Kadınlar İstanbul Sözleşmesi’nden Türkiye’nin çekilmesini Kadıköy’de protesto etti. Kadın Meclisleri’nin çağrısı ile bir araya gelen kadınlar İstanbul Sözleşmesi’nin her bir maddesi için mücadeleye devam edeceklerini vurguladı.
Kadın Meclisleri Genel Sekreter’i Fidan Ataselim yaptığı konuşmada şunları ifade etti:
“Her gün olduğu gibi meydanlardayız. Kimse zannetmesin ki İstanbul Sözleşmesi yürürlükten kalktı diye alanlardan çekileceğiz. İstanbul Sözleşmesi biziz. Her gün kadınlar öldürülürken, LGBTİQ+’lar hedef gösterilirken, anayasa çiğnenirken, yasalar uygulanmazken bizler elbette ki sokakta olacağız. İstanbul Sözleşmesi onlarca kadının mücadelesi ile kazanıldı. Her bir maddesinin uygulanması için sokak sokak, meydan meydan, adliye adliye, üniversite üniversite mücadele ettik. 6284, İstanbul Sözleşmesi imzalandı diye var. 6284’ten vazgeçmeyeceğiz.”

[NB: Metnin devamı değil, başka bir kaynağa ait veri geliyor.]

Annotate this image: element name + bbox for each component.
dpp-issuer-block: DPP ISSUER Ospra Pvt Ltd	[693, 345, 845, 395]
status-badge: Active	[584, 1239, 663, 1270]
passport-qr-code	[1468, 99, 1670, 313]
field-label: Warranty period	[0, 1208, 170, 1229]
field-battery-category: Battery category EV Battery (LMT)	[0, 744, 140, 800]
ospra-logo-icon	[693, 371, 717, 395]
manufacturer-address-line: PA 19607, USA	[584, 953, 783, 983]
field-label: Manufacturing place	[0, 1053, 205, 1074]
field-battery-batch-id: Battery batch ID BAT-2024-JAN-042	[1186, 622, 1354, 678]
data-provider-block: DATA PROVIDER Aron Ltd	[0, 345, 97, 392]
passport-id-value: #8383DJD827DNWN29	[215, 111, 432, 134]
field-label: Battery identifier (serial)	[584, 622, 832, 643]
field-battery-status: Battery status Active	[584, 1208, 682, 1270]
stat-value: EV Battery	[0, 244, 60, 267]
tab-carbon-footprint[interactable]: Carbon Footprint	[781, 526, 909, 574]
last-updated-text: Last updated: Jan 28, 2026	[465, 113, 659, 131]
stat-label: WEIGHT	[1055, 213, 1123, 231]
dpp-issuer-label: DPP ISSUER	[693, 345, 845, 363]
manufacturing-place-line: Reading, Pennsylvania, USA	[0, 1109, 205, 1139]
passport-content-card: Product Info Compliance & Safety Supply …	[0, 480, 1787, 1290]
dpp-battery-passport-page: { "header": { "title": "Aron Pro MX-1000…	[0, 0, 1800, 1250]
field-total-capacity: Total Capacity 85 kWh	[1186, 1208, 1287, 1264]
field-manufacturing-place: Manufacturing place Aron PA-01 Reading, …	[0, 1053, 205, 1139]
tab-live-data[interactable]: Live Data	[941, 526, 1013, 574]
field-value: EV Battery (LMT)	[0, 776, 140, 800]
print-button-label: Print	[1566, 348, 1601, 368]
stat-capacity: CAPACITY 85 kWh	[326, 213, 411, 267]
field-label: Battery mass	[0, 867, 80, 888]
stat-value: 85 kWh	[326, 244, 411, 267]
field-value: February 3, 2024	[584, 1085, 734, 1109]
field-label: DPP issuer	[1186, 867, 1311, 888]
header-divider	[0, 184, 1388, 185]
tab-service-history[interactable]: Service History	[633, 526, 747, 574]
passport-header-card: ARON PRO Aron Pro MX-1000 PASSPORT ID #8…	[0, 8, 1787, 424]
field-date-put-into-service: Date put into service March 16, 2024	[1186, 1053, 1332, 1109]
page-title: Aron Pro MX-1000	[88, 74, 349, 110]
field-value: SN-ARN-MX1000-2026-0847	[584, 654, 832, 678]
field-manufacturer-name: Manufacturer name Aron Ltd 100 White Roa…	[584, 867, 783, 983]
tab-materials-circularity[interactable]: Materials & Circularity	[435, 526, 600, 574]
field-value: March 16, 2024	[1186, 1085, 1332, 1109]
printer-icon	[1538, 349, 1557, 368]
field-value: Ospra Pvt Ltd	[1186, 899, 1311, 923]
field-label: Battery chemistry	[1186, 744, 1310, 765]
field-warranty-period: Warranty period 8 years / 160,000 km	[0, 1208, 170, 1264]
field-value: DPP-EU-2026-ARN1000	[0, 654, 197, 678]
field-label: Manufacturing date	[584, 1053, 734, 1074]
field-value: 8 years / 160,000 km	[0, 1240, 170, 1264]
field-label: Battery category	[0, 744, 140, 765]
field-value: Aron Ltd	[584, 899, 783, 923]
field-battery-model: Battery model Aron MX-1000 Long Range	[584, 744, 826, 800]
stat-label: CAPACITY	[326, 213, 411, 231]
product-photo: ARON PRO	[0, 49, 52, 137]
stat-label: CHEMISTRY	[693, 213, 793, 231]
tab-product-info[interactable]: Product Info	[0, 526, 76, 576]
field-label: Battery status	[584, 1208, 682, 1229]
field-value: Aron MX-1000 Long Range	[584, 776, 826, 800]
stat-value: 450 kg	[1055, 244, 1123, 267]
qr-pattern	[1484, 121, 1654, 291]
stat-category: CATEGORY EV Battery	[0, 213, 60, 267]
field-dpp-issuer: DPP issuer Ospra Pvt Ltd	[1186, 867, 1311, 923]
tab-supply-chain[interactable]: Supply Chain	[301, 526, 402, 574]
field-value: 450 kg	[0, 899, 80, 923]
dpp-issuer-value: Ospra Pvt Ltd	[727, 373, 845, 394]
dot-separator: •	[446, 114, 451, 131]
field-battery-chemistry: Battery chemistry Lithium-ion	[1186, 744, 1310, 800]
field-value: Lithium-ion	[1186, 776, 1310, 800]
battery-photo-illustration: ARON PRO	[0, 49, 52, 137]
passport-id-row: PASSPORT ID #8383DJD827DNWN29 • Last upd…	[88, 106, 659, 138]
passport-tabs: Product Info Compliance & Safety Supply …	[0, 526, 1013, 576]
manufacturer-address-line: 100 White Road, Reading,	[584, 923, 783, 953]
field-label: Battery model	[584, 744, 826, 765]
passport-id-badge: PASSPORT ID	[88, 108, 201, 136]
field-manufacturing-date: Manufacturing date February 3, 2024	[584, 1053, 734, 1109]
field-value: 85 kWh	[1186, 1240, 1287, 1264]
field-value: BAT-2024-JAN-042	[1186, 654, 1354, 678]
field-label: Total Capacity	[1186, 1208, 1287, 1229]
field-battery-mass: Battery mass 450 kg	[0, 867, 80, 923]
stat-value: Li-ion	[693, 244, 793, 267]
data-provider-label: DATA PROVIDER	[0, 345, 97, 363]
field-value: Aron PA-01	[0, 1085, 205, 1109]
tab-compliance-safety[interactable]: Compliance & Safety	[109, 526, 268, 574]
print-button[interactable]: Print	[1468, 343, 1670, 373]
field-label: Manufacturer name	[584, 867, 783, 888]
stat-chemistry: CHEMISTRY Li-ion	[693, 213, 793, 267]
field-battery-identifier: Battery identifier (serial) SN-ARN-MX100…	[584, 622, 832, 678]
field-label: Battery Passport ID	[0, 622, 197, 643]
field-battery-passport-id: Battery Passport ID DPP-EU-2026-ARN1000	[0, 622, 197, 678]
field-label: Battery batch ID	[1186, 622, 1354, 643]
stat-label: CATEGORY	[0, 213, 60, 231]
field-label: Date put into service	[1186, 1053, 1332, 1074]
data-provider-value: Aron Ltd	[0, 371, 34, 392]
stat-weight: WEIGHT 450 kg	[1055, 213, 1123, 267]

Ataselim konuşmasının devamında kararın hukuksuzluğunu vurgulayarak “Siyasi iktidar o kadar köşeye sıkıştı ki, iktidarı o kadar sallandı ki kadınların özgürlük mücadelesinden rahatsız oldular. Mecliste göstermelik ‘Şiddeti İnceleme Komisyonu’ kurdular. Eylem Planı açıklamak zorunda kaldılar. Sözleşmeden çekilmenin o kadar kolay olmadığını biliyorlar” dedi.
Konuşmalarda son olarak çekilme kararında kimin imzası varsa makamlarından, yetkilerinden vaz geçme çağrısı yapıldı.

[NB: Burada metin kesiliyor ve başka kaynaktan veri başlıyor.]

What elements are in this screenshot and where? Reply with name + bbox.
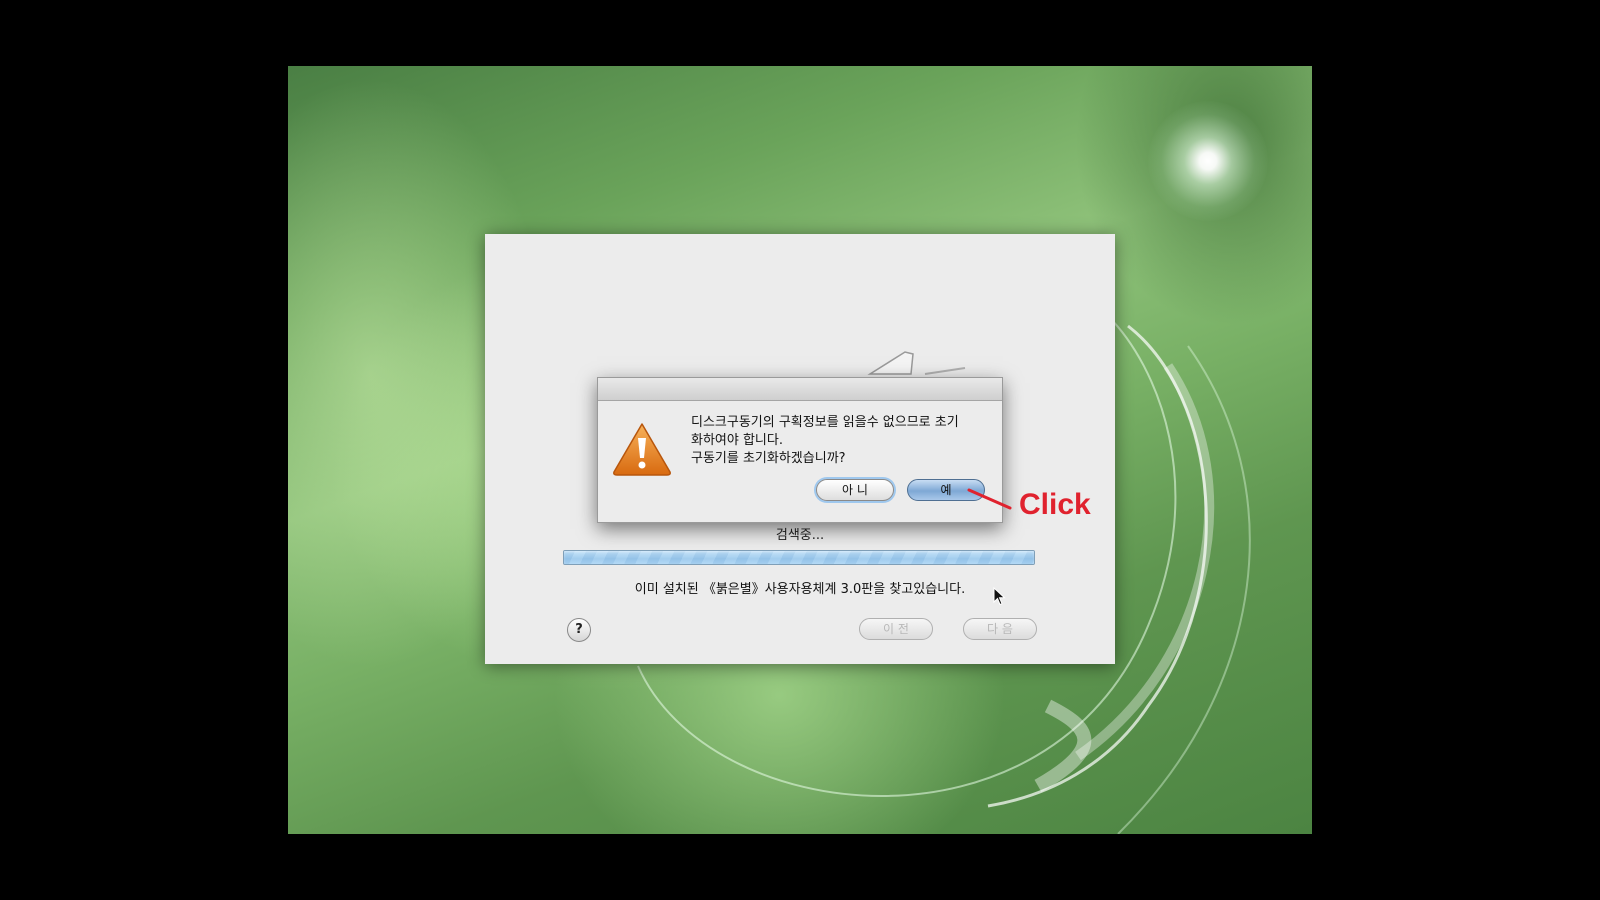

Eylemde sık sık “Anayasayı, yasayı, sözleşmeyi uygula” , “İstanbul Sözleşmesi yaşatır, vazgeçmiyoruz”, “Asla yalnız yürümeyeceksin” sloganları atıldı.
Açıklamanın ardından kadınlar polisin engelleme girişimine rağmen Kadıköy sokaklarında slogan atarak yürüdü.
Pek çok şehirde eylem
Kadın Meclisleri, Türkiye’nin pek çok şehrinde “Anayasayı, yasayı, sözleşmeyi uygula” şiarı ile eylem gerçekleştirdi. Ankara, Kilis, Adana, İzmir, Tokat ve Eskişehir’de yapılan eylemlerde katledilen kadınların isimleri okunarak “hesap soracağız” denildi. Yapılan konuşmalarda mücadelenin süreceği vurgulanarak şunlar ifade edildi:
“Kadınlar için şiddetsiz bir yaşamı var edene, LGBTİQ+’lar için ayrımcılığa son verene, kadın cinayetlerini ve şüpheli kadın ölümlerini durdurana dek, çocukların yüksek yararını sağlayana dek durmayacağız.”